I finally hit my breaking point when I watched an entire Hillary Duff movie…. and it brought tears to my eyes! That convinced me that I wasn’t going to be able to complete my full sentence of The Chair. I applied for a weekend pass to the physical therapy equivalent of Limbo and while there, I was able to obtain a plenary indulgence, which allowed me exchange 6 hours a day in The Chair for 6 hours of good thoughts and deeds.
It’s six weeks later now and my shoulder rehab is moving along nicely, mostly due to the highly competent physical therapists Stephanie, Ann-Marie and Dawn at DMC’s therapy unit in Birmingham. Thank you, ladies!

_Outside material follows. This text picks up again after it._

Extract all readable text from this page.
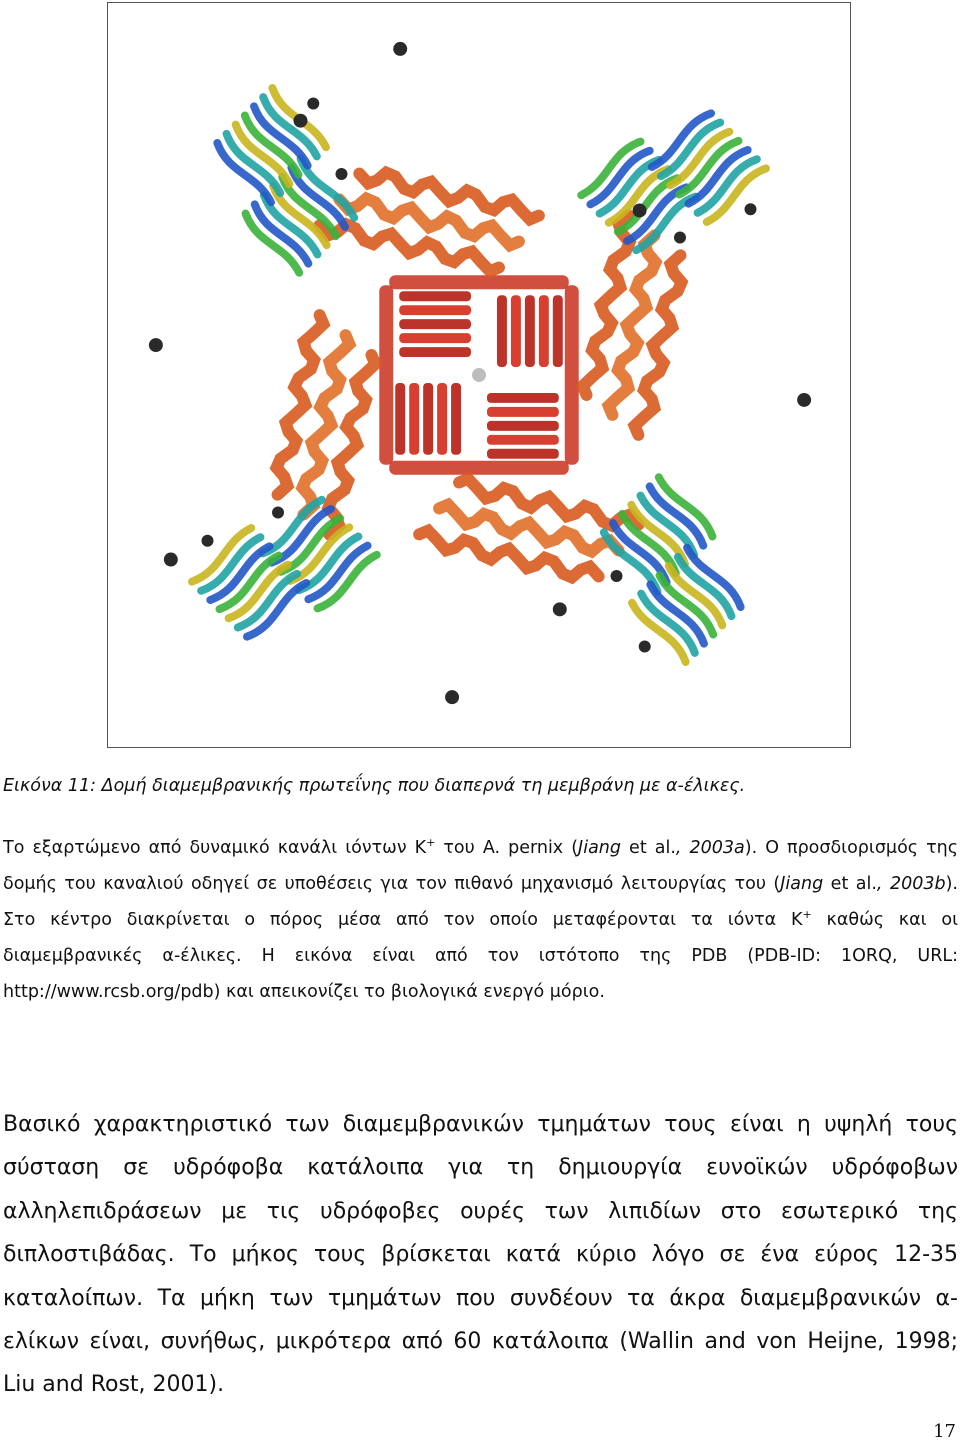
Εικόνα 11: Δομή διαμεμβρανικής πρωτεΐνης που διαπερνά τη μεμβράνη με α-έλικες.
Το εξαρτώμενο από δυναμικό κανάλι ιόντων K+ του A. pernix (Jiang et al., 2003a). Ο προσδιορισμός της δομής του καναλιού οδηγεί σε υποθέσεις για τον πιθανό μηχανισμό λειτουργίας του (Jiang et al., 2003b). Στο κέντρο διακρίνεται ο πόρος μέσα από τον οποίο μεταφέρονται τα ιόντα K+ καθώς και οι διαμεμβρανικές α-έλικες. Η εικόνα είναι από τον ιστότοπο της PDB (PDB-ID: 1ORQ, URL: http://www.rcsb.org/pdb) και απεικονίζει το βιολογικά ενεργό μόριο.
Βασικό χαρακτηριστικό των διαμεμβρανικών τμημάτων τους είναι η υψηλή τους σύσταση σε υδρόφοβα κατάλοιπα για τη δημιουργία ευνοϊκών υδρόφοβων αλληλεπιδράσεων με τις υδρόφοβες ουρές των λιπιδίων στο εσωτερικό της διπλοστιβάδας. Το μήκος τους βρίσκεται κατά κύριο λόγο σε ένα εύρος 12-35 καταλοίπων. Τα μήκη των τμημάτων που συνδέουν τα άκρα διαμεμβρανικών α-ελίκων είναι, συνήθως, μικρότερα από 60 κατάλοιπα (Wallin and von Heijne, 1998; Liu and Rost, 2001).
17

The lovely Registered Nurse Kathy is also once again my heroine, being extraordinarily patient with her patient. She said it
wasn’t that bad and sometime during the early recovery I took her shopping for several hours, another record for me, and that the bills should be arriving soon.
And to finish the story, several years ago I was shamed into finally sky diving with my youngest daughter Moira. I believe ou
r pilot was the hot air balloon maestro’s twin ZZ Top brother and the skydiving experts name was Hippy Dippy Dave.
But like I said, that’s another story!
* I had to look this up, but Brobdingnag is another island in Jonathan Swifts Gulliver’s Travels, inhabited by the giants Brobdingnagians.